MADRID: Le Premier ministre socialiste espagnol Pedro Sánchez a indiqué vendredi qu'il annoncerait mercredi prochain la date de la reconnaissance par l'Espagne d'un Etat palestinien, affirmant que celle-ci n'aurait donc pas lieu le 21 mai, mais "les jours suivants".

"Nous sommes en train de nous coordonner avec d'autres pays pour pouvoir faire une déclaration et une reconnaissance communes", a déclaré M. Sánchez, lors d'une interview à la chaîne de télévision La Sexta, pour expliquer pourquoi l'Espagne ne procèderait pas à cette reconnaissance dès mardi, date évoquée notamment par Josep Borrell, le chef de la diplomatie européenne.

M. Borrell avait déclaré la semaine dernière avoir été informé par le ministre espagnol des Affaires étrangères, José Manuel Albares, que la date choisie était le 21 mai.

M. Sánchez n'a pas précisé les pays avec lesquels son gouvernement était en discussions à ce sujet, mais il avait publié en mars à Bruxelles un communiqué commun avec ses homologues irlandais, slovène et maltais dans lequel ils faisaient part de la volonté de leur quatre pays de reconnaître un Etat palestinien.

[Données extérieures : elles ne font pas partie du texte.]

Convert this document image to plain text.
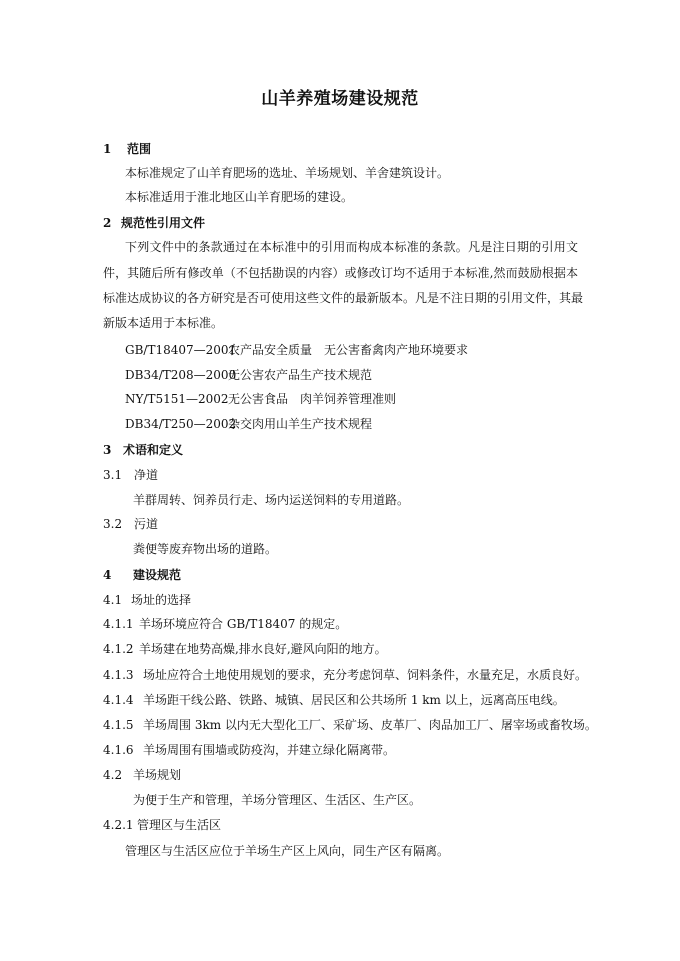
山羊养殖场建设规范
1 范围
本标准规定了山羊育肥场的选址、羊场规划、羊舍建筑设计。
本标准适用于淮北地区山羊育肥场的建设。
2 规范性引用文件
下列文件中的条款通过在本标准中的引用而构成本标准的条款。凡是注日期的引用文
件，其随后所有修改单（不包括勘误的内容）或修改订均不适用于本标准,然而鼓励根据本
标准达成协议的各方研究是否可使用这些文件的最新版本。凡是不注日期的引用文件，其最
新版本适用于本标准。
GB/T18407—2001
农产品安全质量　无公害畜禽肉产地环境要求
DB34/T208—2000
无公害农产品生产技术规范
NY/T5151—2002 无公害食品　肉羊饲养管理准则
DB34/T250—2002
杂交肉用山羊生产技术规程
3 术语和定义
3.1 净道
羊群周转、饲养员行走、场内运送饲料的专用道路。
3.2 污道
粪便等废弃物出场的道路。
4 建设规范
4.1 场址的选择
4.1.1 羊场环境应符合 GB/T18407 的规定。
4.1.2 羊场建在地势高燥,排水良好,避风向阳的地方。
4.1.3 场址应符合土地使用规划的要求，充分考虑饲草、饲料条件，水量充足，水质良好。
4.1.4 羊场距干线公路、铁路、城镇、居民区和公共场所 1 km 以上，远离高压电线。
4.1.5 羊场周围 3km 以内无大型化工厂、采矿场、皮革厂、肉品加工厂、屠宰场或畜牧场。
4.1.6 羊场周围有围墙或防疫沟，并建立绿化隔离带。
4.2 羊场规划
为便于生产和管理，羊场分管理区、生活区、生产区。
4.2.1 管理区与生活区
管理区与生活区应位于羊场生产区上风向，同生产区有隔离。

Le chef de la diplomatie irlandaise, Micheal Martin, a confirmé mardi que Dublin "(reconnaîtrait) l'Etat de Palestine avant la fin du mois", sans toutefois indiquer de date ni dire si d'autres pays se joindraient à l'Irlande.

Le schéma envisagé jusqu'à maintenant à Madrid était celui d'un décret adopté mardi en conseil des ministres par le gouvernement de gauche.

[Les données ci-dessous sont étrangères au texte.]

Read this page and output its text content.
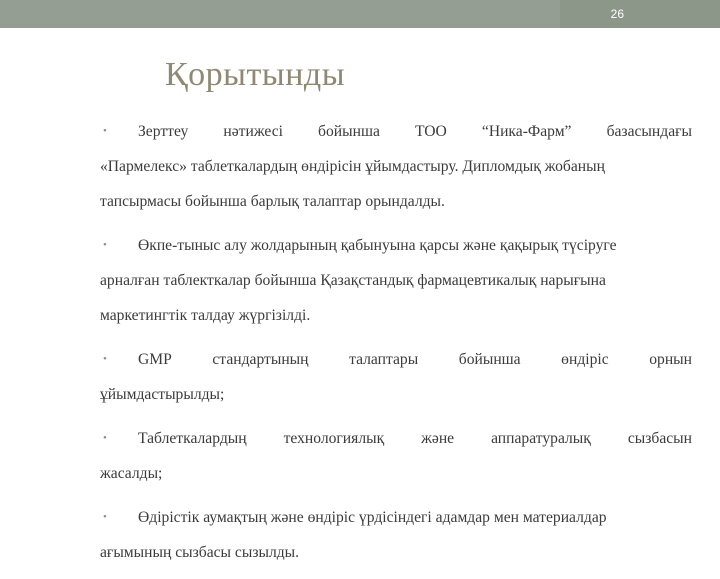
26
Қорытынды
• Зерттеу нәтижесі бойынша ТОО “Ника-Фарм” базасындағы
«Пармелекс» таблеткалардың өндірісін ұйымдастыру. Дипломдық жобаның
тапсырмасы бойынша барлық талаптар орындалды.
• Өкпе-тыныс алу жолдарының қабынуына қарсы және қақырық түсіруге
арналған таблекткалар бойынша Қазақстандық фармацевтикалық нарығына
маркетингтік талдау жүргізілді.
• GMP	стандартының	талаптары	бойынша	өндіріс	орнын
ұйымдастырылды;
• Таблеткалардың технологиялық және аппаратуралық сызбасын
жасалды;
• Өдірістік аумақтың және өндіріс үрдісіндегі адамдар мен материалдар
ағымының сызбасы сызылды.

M. Sánchez doit comparaître le lendemain devant le Congrès des députés pour faire le point sur divers sujets d'actualité, dont la politique de Madrid au Proche-Orient et la reconnaissance d'un Etat palestinien, sujet sur lequel l'Espagne est en pointe.

"Je pense que je serai en mesure le 22 (...) de clarifier devant le Parlement la date à laquelle l'Espagne reconnaîtra l'Etat palestinien", a-t-il dit.

"Sérieux doutes 

M. Sánchez est devenu au sein de l'UE la voix la plus critique vis-à-vis du gouvernement israélien et de son offensive militaire dans la bande de Gaza contre le mouvement palestinien Hamas.

Le conflit actuel a été déclenché le 7 octobre par une attaque surprise du Hamas dans le sud d'Israël qui a entraîné la mort de plus de 1.170 personnes du côté israélien, dans leur grande majorité des civils, selon un décompte de l’AFP réalisé à partir de chiffres officiels israéliens.

L'offensive militaire lancée en riposte par Israël a causé la mort d'au moins 35.303 Palestiniens, en majorité des civils, dans la bande de Gaza, selon le dernier bilan publié vendredi par le ministère de la Santé du Hamas.

Evoquant la situation à Gaza, M. Sánchez a de nouveau sévèrement critiqué vendredi le Premier ministre israélien Benjamin Netanyahu.

Interrogé sur le fait de savoir s'il considérait les évènements de Gaza comme un génocide, le chef du gouvernement espagnol a évité de répondre, mais a déclaré, à trois reprises, avoir de "sérieux doutes" sur le respect des droits humains par Israël.

Il a aussi établi un parallèle entre l'invasion de l'Ukraine par la Russie et l'offensive militaire israélienne dans la bande de Gaza.

"Nous défendons la légalité internationale", a-t-il dit. "En Ukraine, logiquement, on ne peut pas violer l'intégrité territoriale d'un pays, comme le fait la Russie (...). Et en Palestine, ce que l'on ne peut pas faire, c'est ne pas respecter le droit humanitaire international, comme le fait Israël".

La politique de Madrid, a-t-il conclu, "est appréciée par la communauté internationale, aussi bien du point de vue du gouvernement ukrainien que du point de vue de la communauté arabe".